Так вот о власти. Что это за власть, знала, оказывается, одна только Любонька, и после многозначительного недельного пыхтения, намеков и таинственных умолчаний в ответ на прямой вопрос, чего это она там пыхтит и бормочет себе под нос и действует хозяевам на нервы, Любонька наконец страшным шепотом сообщила Колобовым, что это навьи нагрянули, никто иной.
— Да, навьи! И нечего. Нечего вам, Севлод Иваныч, у., ухмыляться! — обнаглела в запале Любонька. — Потому что еще перед войною Феклуша-юродивая голой (ну., безо всего совсем) шлялась на Подоле и все рассказывала про навьев! Дескать, скоро придут! А узнать их так: они не едят, а потому будет голод. Вот вам и голод. Скажете, нет? Они не едят, но пьют, воду пьют и кровь. Кровь, потому что хотят ожить, они ведь мертвые, убиенные. То есть свой срок на земле не прожили. Крови напьются, оживут и проживут, сколь положено, будут похоронены, и тогда.
— Околесицу несешь, Любовь, — утомленно отмахнулся Всеволод Иванович, поплотнее завернувшись в пальто и дыша открытым ртом в воротник, чтобы согреть нос и щеки, — было не топлено.
— Околесицу?! А вот и не околесицу! Им и тепло не нужно, мертвым-то! Вот и сидим без дров, потому что Сеньке их больше брать стало неоткуда, когда эти, не к ночи будь помянуты, нагрянули. И свет им не нужен.
— Это ты брось, Люба, не болтай! Свет им нужен. Сама знаешь: они с факелами по ночам носятся. И вино пьют, и луком закусывают. От них дух за версту. Сам же Сенька твой рассказывал, не помнишь?
— А. — растерялась Любонька, но тут же и нашлась: — А вином и луком, это чтобы тленом не несло! А факелы — так похоронные. На катафалке тоже факелы.

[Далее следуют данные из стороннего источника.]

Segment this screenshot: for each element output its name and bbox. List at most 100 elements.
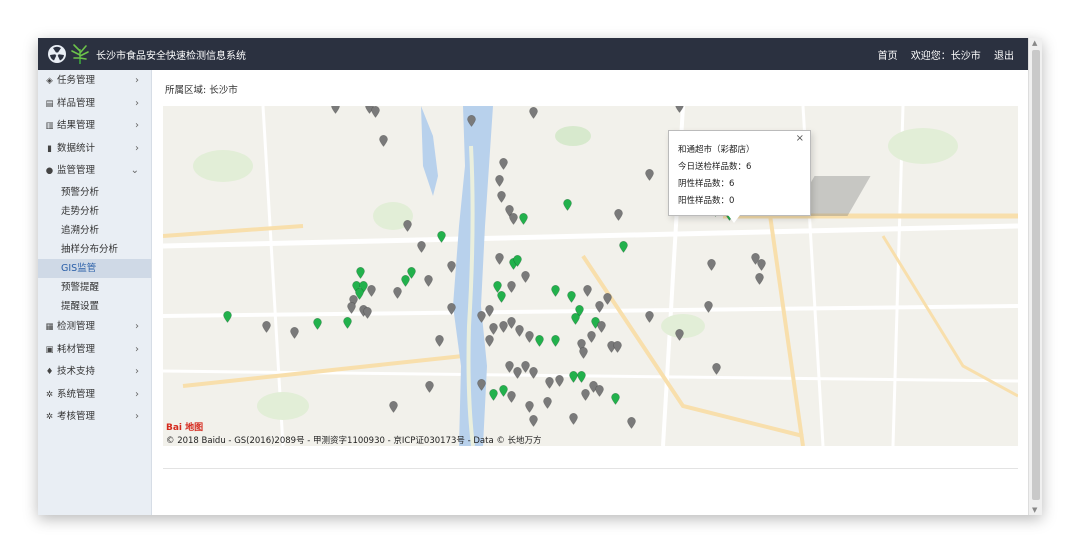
- sidebar-subitem-reminder-settings[interactable]: 提醒设置: [38, 297, 151, 316]
- map-marker-gray[interactable]: [393, 287, 402, 299]
- sidebar-subitem-sampling-distribution[interactable]: 抽样分布分析: [38, 240, 151, 259]
- close-icon[interactable]: ×: [796, 133, 804, 144]
- map-marker-gray[interactable]: [545, 377, 554, 389]
- map-marker-gray[interactable]: [485, 335, 494, 347]
- sidebar-item-task[interactable]: ◈ 任务管理 ›: [38, 70, 151, 93]
- map-marker-gray[interactable]: [435, 335, 444, 347]
- map-marker-green[interactable]: [551, 335, 560, 347]
- map-marker-gray[interactable]: [389, 401, 398, 413]
- map-marker-gray[interactable]: [581, 389, 590, 401]
- map-marker-gray[interactable]: [485, 305, 494, 317]
- map-marker-gray[interactable]: [371, 106, 380, 118]
- map-marker-gray[interactable]: [525, 401, 534, 413]
- map-marker-green[interactable]: [356, 267, 365, 279]
- map-marker-gray[interactable]: [507, 391, 516, 403]
- map-marker-gray[interactable]: [755, 273, 764, 285]
- map-marker-gray[interactable]: [477, 379, 486, 391]
- sidebar-item-tech-support[interactable]: ♦ 技术支持 ›: [38, 361, 151, 384]
- map-marker-gray[interactable]: [347, 302, 356, 314]
- map-marker-gray[interactable]: [290, 327, 299, 339]
- map-marker-gray[interactable]: [363, 307, 372, 319]
- map-marker-gray[interactable]: [467, 115, 476, 127]
- logout-link[interactable]: 退出: [994, 51, 1014, 62]
- map-marker-green[interactable]: [223, 311, 232, 323]
- map-marker-gray[interactable]: [525, 331, 534, 343]
- map-marker-gray[interactable]: [529, 107, 538, 119]
- map-marker-gray[interactable]: [583, 285, 592, 297]
- sidebar-item-result[interactable]: ▥ 结果管理 ›: [38, 115, 151, 138]
- sidebar-item-assessment[interactable]: ✲ 考核管理 ›: [38, 406, 151, 429]
- map-marker-green[interactable]: [437, 231, 446, 243]
- sidebar-item-supervise[interactable]: ● 监管管理 ⌄: [38, 160, 151, 183]
- map-marker-gray[interactable]: [417, 241, 426, 253]
- map-marker-gray[interactable]: [569, 413, 578, 425]
- map-marker-green[interactable]: [313, 318, 322, 330]
- map-marker-gray[interactable]: [645, 169, 654, 181]
- map-marker-gray[interactable]: [447, 261, 456, 273]
- scroll-down-icon[interactable]: ▼: [1032, 506, 1037, 514]
- map-marker-green[interactable]: [571, 313, 580, 325]
- map-marker-gray[interactable]: [515, 325, 524, 337]
- map-marker-gray[interactable]: [579, 347, 588, 359]
- map-marker-gray[interactable]: [529, 367, 538, 379]
- sidebar-subitem-trend-analysis[interactable]: 走势分析: [38, 202, 151, 221]
- map-marker-gray[interactable]: [627, 417, 636, 429]
- home-link[interactable]: 首页: [878, 51, 898, 62]
- map-marker-gray[interactable]: [707, 259, 716, 271]
- map-marker-green[interactable]: [577, 371, 586, 383]
- map-marker-green[interactable]: [513, 255, 522, 267]
- map-marker-gray[interactable]: [704, 301, 713, 313]
- map-marker-gray[interactable]: [712, 363, 721, 375]
- map-marker-gray[interactable]: [645, 311, 654, 323]
- map-marker-green[interactable]: [497, 291, 506, 303]
- sidebar-item-stats[interactable]: ▮ 数据统计 ›: [38, 138, 151, 161]
- map-marker-gray[interactable]: [675, 106, 684, 113]
- map-marker-green[interactable]: [611, 393, 620, 405]
- scrollbar-thumb[interactable]: [1032, 50, 1040, 500]
- sidebar-subitem-warning-analysis[interactable]: 预警分析: [38, 183, 151, 202]
- map-marker-gray[interactable]: [379, 135, 388, 147]
- gis-map[interactable]: × 和通超市（彩都店） 今日送检样品数：6 阴性样品数：6 阳性样品数：0 Ba…: [163, 106, 1018, 446]
- map-marker-gray[interactable]: [597, 321, 606, 333]
- map-marker-green[interactable]: [343, 317, 352, 329]
- sidebar-subitem-warning-reminder[interactable]: 预警提醒: [38, 278, 151, 297]
- map-marker-green[interactable]: [535, 335, 544, 347]
- sidebar-subitem-trace-analysis[interactable]: 追溯分析: [38, 221, 151, 240]
- map-marker-gray[interactable]: [425, 381, 434, 393]
- map-marker-green[interactable]: [551, 285, 560, 297]
- map-marker-green[interactable]: [563, 199, 572, 211]
- map-marker-gray[interactable]: [529, 415, 538, 427]
- map-marker-green[interactable]: [519, 213, 528, 225]
- map-marker-gray[interactable]: [447, 303, 456, 315]
- map-marker-gray[interactable]: [499, 158, 508, 170]
- map-marker-gray[interactable]: [521, 271, 530, 283]
- map-marker-gray[interactable]: [262, 321, 271, 333]
- map-marker-gray[interactable]: [331, 106, 340, 114]
- sidebar-item-detection[interactable]: ▦ 检测管理 ›: [38, 316, 151, 339]
- map-marker-gray[interactable]: [543, 397, 552, 409]
- sidebar-item-system[interactable]: ✲ 系统管理 ›: [38, 384, 151, 407]
- map-marker-gray[interactable]: [613, 341, 622, 353]
- sidebar-item-sample[interactable]: ▤ 样品管理 ›: [38, 93, 151, 116]
- map-marker-green[interactable]: [619, 241, 628, 253]
- map-marker-gray[interactable]: [509, 213, 518, 225]
- map-marker-gray[interactable]: [555, 375, 564, 387]
- sidebar-subitem-gis[interactable]: GIS监管: [38, 258, 151, 278]
- map-marker-gray[interactable]: [675, 329, 684, 341]
- map-marker-gray[interactable]: [367, 285, 376, 297]
- map-marker-gray[interactable]: [424, 275, 433, 287]
- map-marker-gray[interactable]: [603, 293, 612, 305]
- map-marker-gray[interactable]: [497, 191, 506, 203]
- sidebar-item-consumables[interactable]: ▣ 耗材管理 ›: [38, 339, 151, 362]
- map-marker-gray[interactable]: [507, 281, 516, 293]
- map-marker-gray[interactable]: [489, 323, 498, 335]
- map-marker-green[interactable]: [567, 291, 576, 303]
- scroll-up-icon[interactable]: ▲: [1032, 39, 1037, 47]
- vertical-scrollbar[interactable]: ▲ ▼: [1028, 38, 1042, 515]
- map-marker-green[interactable]: [401, 275, 410, 287]
- map-marker-gray[interactable]: [403, 220, 412, 232]
- map-marker-gray[interactable]: [495, 253, 504, 265]
- map-marker-gray[interactable]: [757, 259, 766, 271]
- map-marker-gray[interactable]: [614, 209, 623, 221]
- map-marker-gray[interactable]: [595, 385, 604, 397]
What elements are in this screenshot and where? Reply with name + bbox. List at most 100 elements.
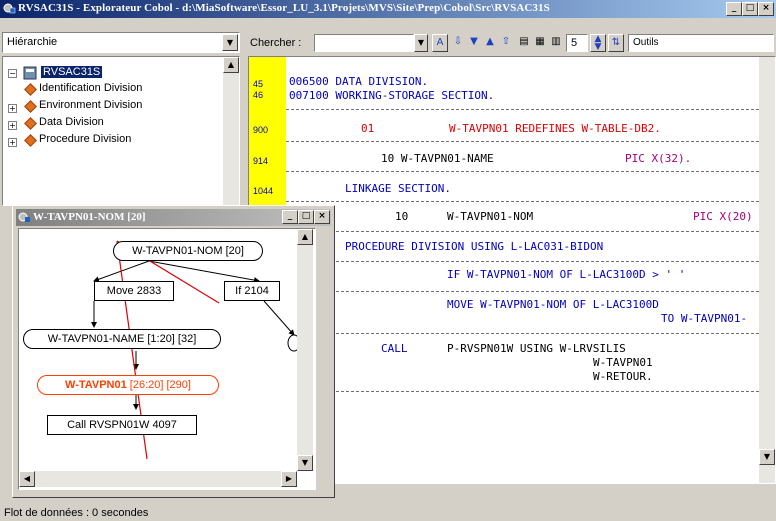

— Тьфу ты, господи! Болтаешь зря! — рассердился Всеволод Иванович и услал Любоньку на кухню согреть кипятку.
— А вот увидите, а вот увидите, — громко ворчала на кухне разобиженная Любонька, — как придут, как потянут, так увидите. Ой-ой-ой! Феклуша-юродивая ничего зря не говорила. Они и превращать могут. Ка-а-ак посмотрят, так и.
— Не каркай, ворона! — гаркнул Всеволод Иванович адвокатской глоткой так, чтобы на кухне было слышно как следует. — Типун тебе!..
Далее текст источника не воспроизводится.